So you may recall the question I posed (kind of to myself) in a post yesterday, though in case not, here is a review: I read an article that said sending a wedding invitation to someone who you knew could not attend your wedding was bad etiquette, as it seemed gift-grabby.
I wasn’t so sure about that declaration, because as I had always heard—and honestly, agreed with—you should still send an invitation to someone who would normally be invited to your wedding but who you either feel like won’t be able to make it or who you know can’t attend, because they should still be given the courtesy of the invitation, and to officially decline. (You know—that, and hard evidence that they really actually are invited, instead of just you saying, “Oh! Too bad! You’re busy that day? Damn, that’s our wedding!”)
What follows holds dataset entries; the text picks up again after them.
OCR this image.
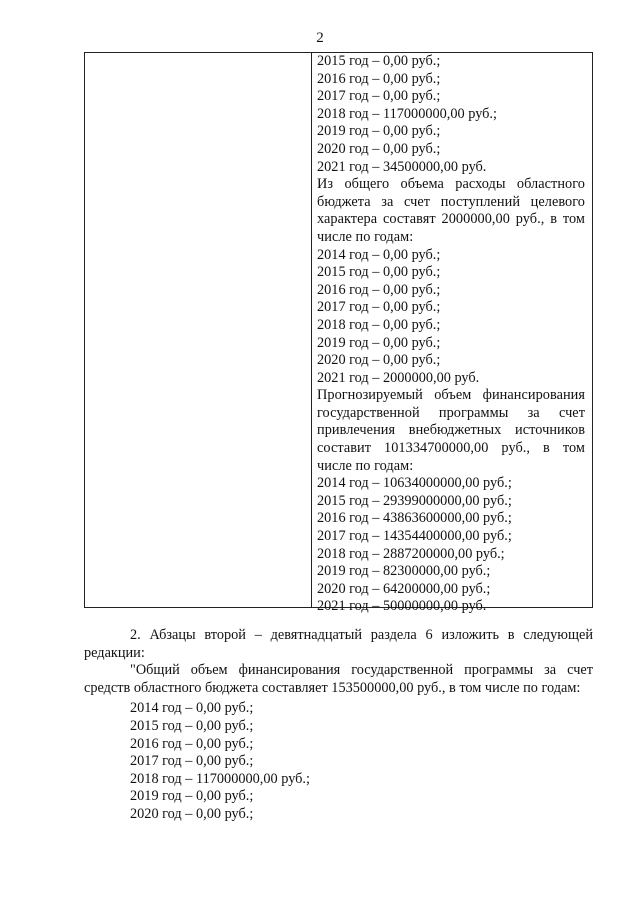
2
2015 год – 0,00 руб.;
2016 год – 0,00 руб.;
2017 год – 0,00 руб.;
2018 год – 117000000,00 руб.;
2019 год – 0,00 руб.;
2020 год – 0,00 руб.;
2021 год – 34500000,00 руб.
Из общего объема расходы областного бюджета за счет поступлений целевого характера составят 2000000,00 руб., в том числе по годам:
2014 год – 0,00 руб.;
2015 год – 0,00 руб.;
2016 год – 0,00 руб.;
2017 год – 0,00 руб.;
2018 год – 0,00 руб.;
2019 год – 0,00 руб.;
2020 год – 0,00 руб.;
2021 год – 2000000,00 руб.
Прогнозируемый объем финансирования государственной программы за счет привлечения внебюджетных источников составит 101334700000,00 руб., в том числе по годам:
2014 год – 10634000000,00 руб.;
2015 год – 29399000000,00 руб.;
2016 год – 43863600000,00 руб.;
2017 год – 14354400000,00 руб.;
2018 год – 2887200000,00 руб.;
2019 год – 82300000,00 руб.;
2020 год – 64200000,00 руб.;
2021 год – 50000000,00 руб.
2. Абзацы второй – девятнадцатый раздела 6 изложить в следующей редакции:
"Общий объем финансирования государственной программы за счет средств областного бюджета составляет 153500000,00 руб., в том числе по годам:
2014 год – 0,00 руб.;
2015 год – 0,00 руб.;
2016 год – 0,00 руб.;
2017 год – 0,00 руб.;
2018 год – 117000000,00 руб.;
2019 год – 0,00 руб.;
2020 год – 0,00 руб.;
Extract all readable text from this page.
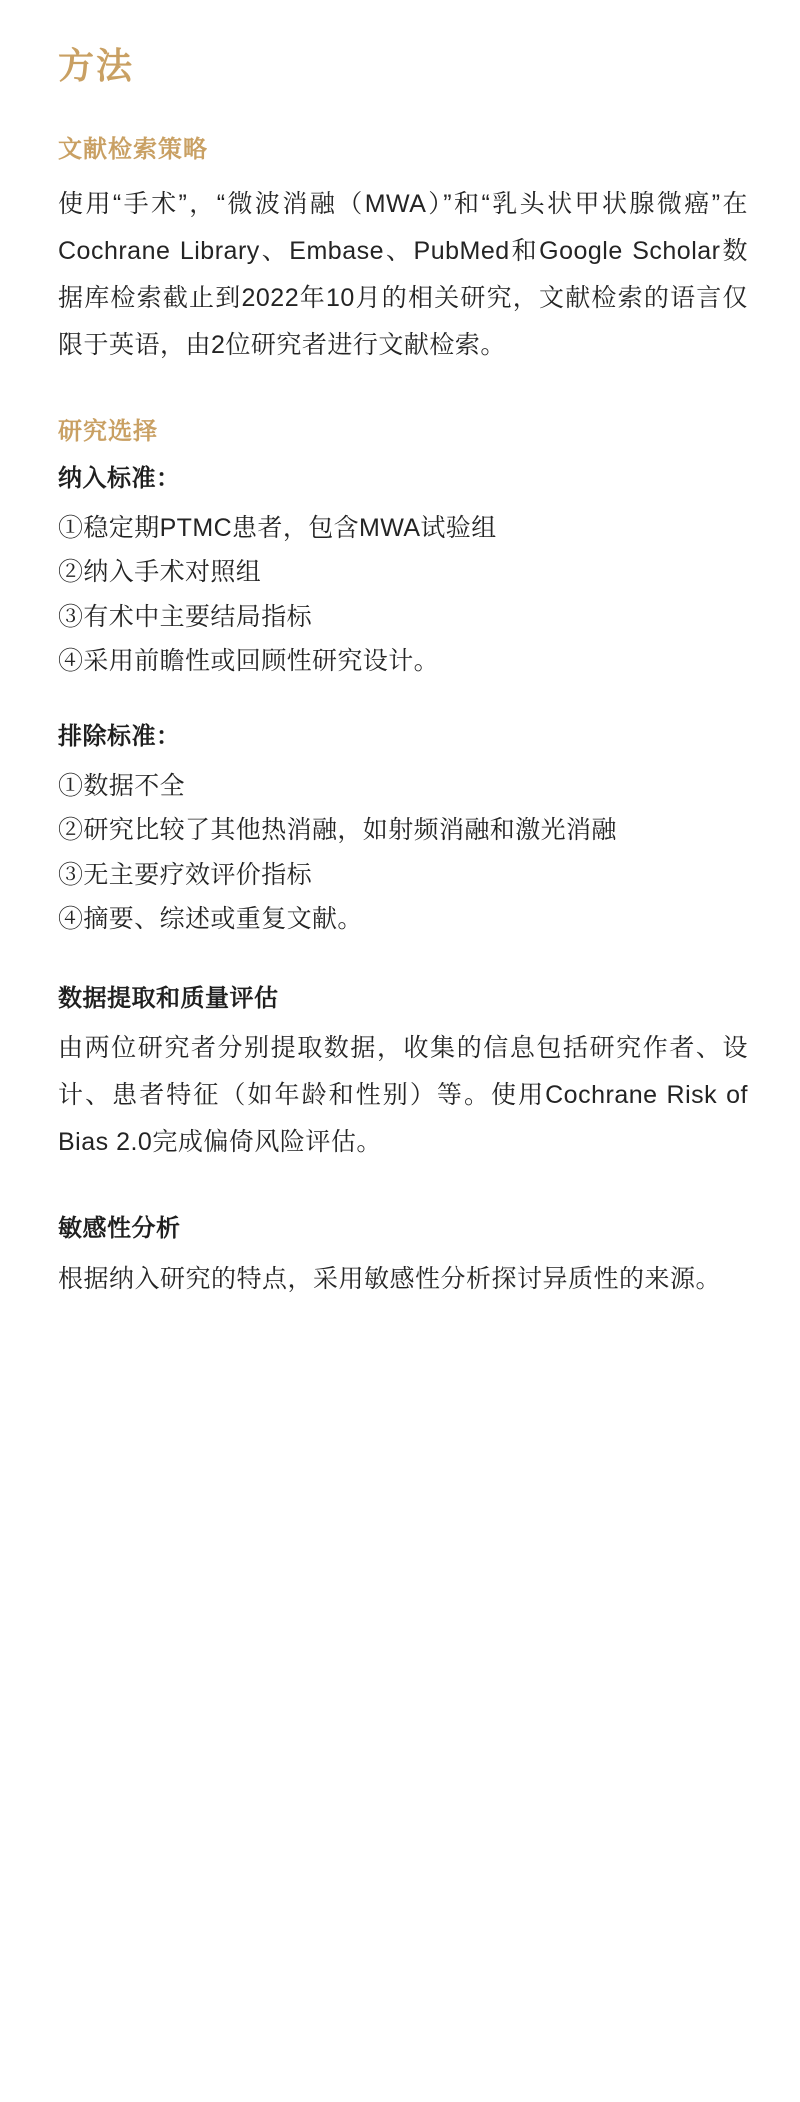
方法
文献检索策略

使用“手术”，“微波消融（MWA）”和“乳头状甲状腺微癌”在Cochrane Library、Embase、PubMed和Google Scholar数据库检索截止到2022年10月的相关研究，文献检索的语言仅限于英语，由2位研究者进行文献检索。

研究选择
纳入标准：
①稳定期PTMC患者，包含MWA试验组
②纳入手术对照组
③有术中主要结局指标
④采用前瞻性或回顾性研究设计。
排除标准：
①数据不全
②研究比较了其他热消融，如射频消融和激光消融
③无主要疗效评价指标
④摘要、综述或重复文献。
数据提取和质量评估

由两位研究者分别提取数据，收集的信息包括研究作者、设计、患者特征（如年龄和性别）等。使用Cochrane Risk of Bias 2.0完成偏倚风险评估。

敏感性分析

根据纳入研究的特点，采用敏感性分析探讨异质性的来源。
And so, wondering if perhaps I was outdated or somesuch—it seems like many etiquette “rules” these days have changed a bit to move along with our oversensitive times—I checked in with seasoned Philly wedding planner Gina Sole to see what was what. And guess what?
“It is proper etiquette to send everyone who you would want to witness your marriage vows an invitation,” she says. Because the thing is, a wedding invitation truly is just about asking someone to be there when you get married. “They should know that they were thought of and welcome,” says Sole, who even just recently had a client with quite a few overseas guests—close friends, former coworkers—she figured wouldn’t be able to make it, but wanted them to know they were invited, anyway. And of course, she says, some of this does depend on the individuals and their relationship with the guest(s) in question—but in general, don’t worry about looking gift-grabby here. Just invite who you want to invite, all predicted RSVPs aside.
Have any of you run into this conundrum? How have you handled it?